A whole article could be written about experiencing Harry Potter outside of the books. With the movies, theme parks, cookbooks, and wizard rock, you never have to leave the wizarding world. However, if you want the ultimate "beyond the book" experience, you might want to sign up for Pottermore.
Pottermore is a game, social network, and fansite all rolled into one. By rereading through the books, fans can discover messages and background information left there by J.K. Rowling herself. Discover what wand cores say about their owners, and how Professor McGonagall lost her first love. Users can also make potions, cast spells, and get sorted. Like any good social media site, you can even post a status and communicate with your friends.

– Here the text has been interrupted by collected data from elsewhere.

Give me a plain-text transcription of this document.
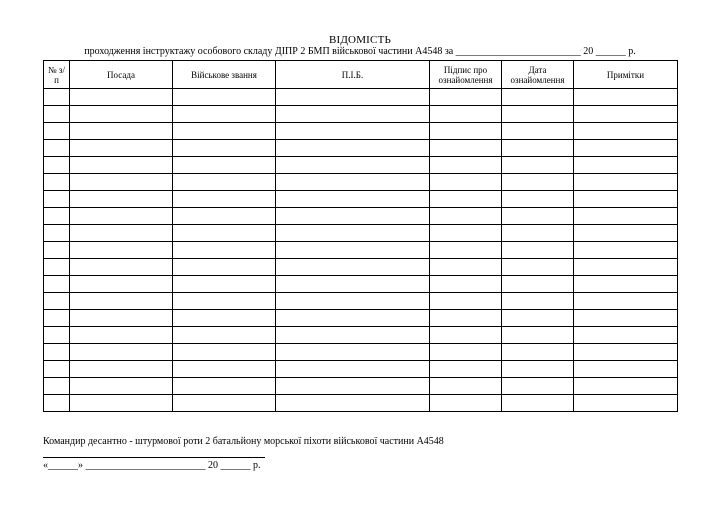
ВІДОМІСТЬ
проходження інструктажу особового складу ДІПР 2 БМП військової частини А4548 за _________________________ 20 ______ р.
№ з/п	Посада	Військове звання	П.І.Б.	Підпис про ознайомлення	Дата ознайомлення	Примітки

Командир десантно - штурмової роти 2 батальйону морської піхоти військової частини А4548
«______» ________________________ 20 ______ р.
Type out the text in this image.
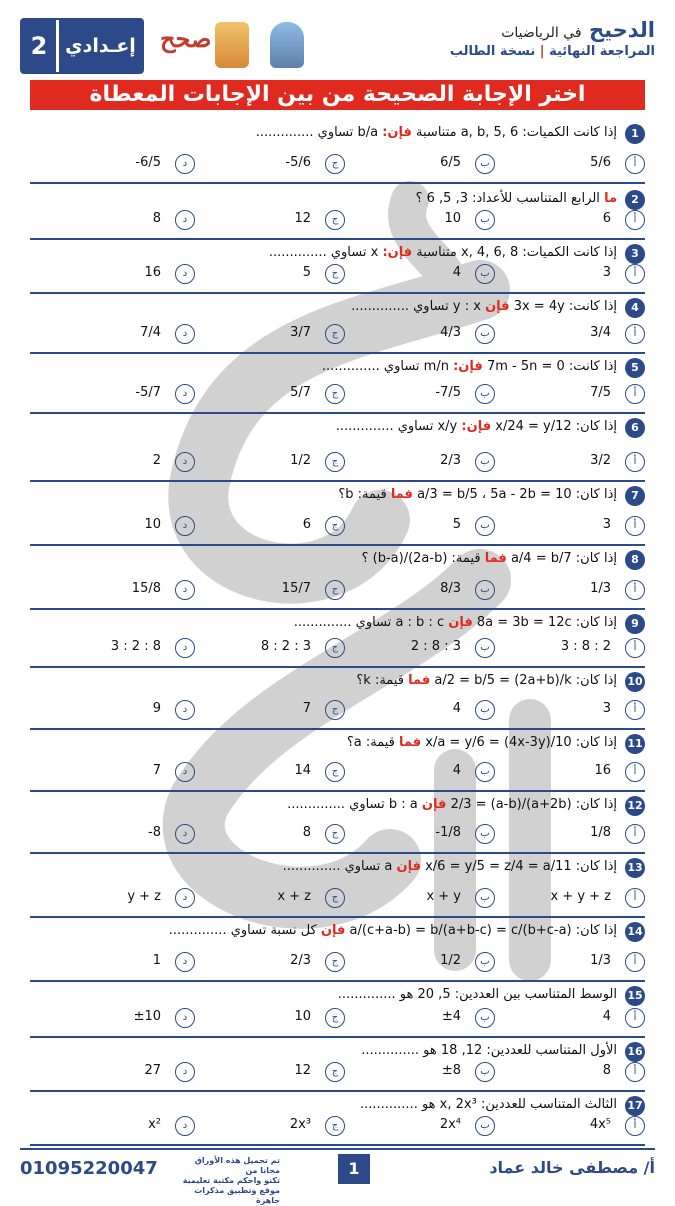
2 إعـدادي صحح	الدحيح في الرياضيات
المراجعة النهائية | نسخة الطالب
اختر الإجابة الصحيحة من بين الإجابات المعطاة
1
إذا كانت الكميات: a, b, 5, 6 متناسبة فإن: b/a تساوي ..............
أ
5/6
ب
6/5
ج
-5/6
د
-6/5
2
ما الرابع المتناسب للأعداد: 3, 5, 6 ؟
أ
6
ب
10
ج
12
د
8
3
إذا كانت الكميات: x, 4, 6, 8 متناسبة فإن: x تساوي ..............
أ
3
ب
4
ج
5
د
16
4
إذا كانت: 3x = 4y فإن y : x تساوي ..............
أ
3/4
ب
4/3
ج
3/7
د
7/4
5
إذا كانت: 7m - 5n = 0 فإن: m/n تساوي ..............
أ
7/5
ب
-7/5
ج
5/7
د
-5/7
6
إذا كان: x/24 = y/12 فإن: x/y تساوي ..............
أ
3/2
ب
2/3
ج
1/2
د
2
7
إذا كان: a/3 = b/5 ، 5a - 2b = 10 فما قيمة: b؟
أ
3
ب
5
ج
6
د
10
8
إذا كان: a/4 = b/7 فما قيمة: (2a-b)/(b-a) ؟
أ
1/3
ب
8/3
ج
15/7
د
15/8
9
إذا كان: 8a = 3b = 12c فإن a : b : c تساوي ..............
أ
3 : 8 : 2
ب
2 : 8 : 3
ج
8 : 2 : 3
د
3 : 2 : 8
10
إذا كان: a/2 = b/5 = (2a+b)/k فما قيمة: k؟
أ
3
ب
4
ج
7
د
9
11
إذا كان: x/a = y/6 = (4x-3y)/10 فما قيمة: a؟
أ
16
ب
4
ج
14
د
7
12
إذا كان: (a+2b)/(a-b) = 2/3 فإن b : a تساوي ..............
أ
1/8
ب
-1/8
ج
8
د
-8
13
إذا كان: x/6 = y/5 = z/4 = a/11 فإن a تساوي ..............
أ
x + y + z
ب
x + y
ج
x + z
د
y + z
14
إذا كان: a/(c+a-b) = b/(a+b-c) = c/(b+c-a) فإن كل نسبة تساوي ..............
أ
1/3
ب
1/2
ج
2/3
د
1
15
الوسط المتناسب بين العددين: 5, 20 هو ..............
أ
4
ب
±4
ج
10
د
±10
16
الأول المتناسب للعددين: 12, 18 هو ..............
أ
8
ب
±8
ج
12
د
27
17
الثالث المتناسب للعددين: x, 2x³ هو ..............
أ
4x⁵
ب
2x⁴
ج
2x³
د
x²
01095220047	تم تحميل هذه الأوراق مجانا من
تكنو واحكم مكتبة تعليمية
موقع وتطبيق مذكرات جاهزة
1	أ/ مصطفى خالد عماد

With a store and blog included, it's like you're a student at Hogwarts.
Presumably, when you start reading a novel, you usually don't expect to be interrupted by a PowerPoint slideshow. But that's exactly what happens in Jennifer Egan's Pulitzer Prize-winning novel A Visit from the Goon Squad. Occurring partway through the novel, the slideshow catalogues character Alison Blake's relationship with her parents and her brother, Lincoln. It also takes on the subject of pauses in rock'n'roll music—something with which Lincoln is obsessed. If you're going to read a hard copy of the book in public, be prepared to get some funny looks from strangers as you hold the book sideways to read the slideshow.
You can view the slideshow in its entirety (with audio!) and in color on the author's website.
With a title like The 39 Clues, this middle grade series had to have some sort of meta mystery beyond what was just on the page. Like Pottermore, you can follow along with the world of The 39 Clues by signing up online: Play missions, crack codes, and delve deeper into the mysteries set into place by Rick Riordan, Gordan Korman, and the rest of the series' writers. Don't forget to pick up your set of Clue Cards to get you started.
Paul D. Miller (also known as DJ Spooky, That Subliminal Kid) broke a lot of the rules when he wrote Rhythm Science. First, there's the enhanced tactile experience: The book has a hole drilled through the middle so that it resembles a compact disc. Miller divides his writings into an A Side and a B Side to mimic a vinyl record, and the book comes with a CD.
Second, there's the text itself: Miller's prose is often casual and more resembles free-verse poetry than formal academic writing. Ultimately, Miller makes a crucial observation about sampling culture by allowing form to mirror content: He writes, "Today, the voice you speak with may not be your own." The way in which Rhythm Science is written and formatted only serves to underscore and validate this point.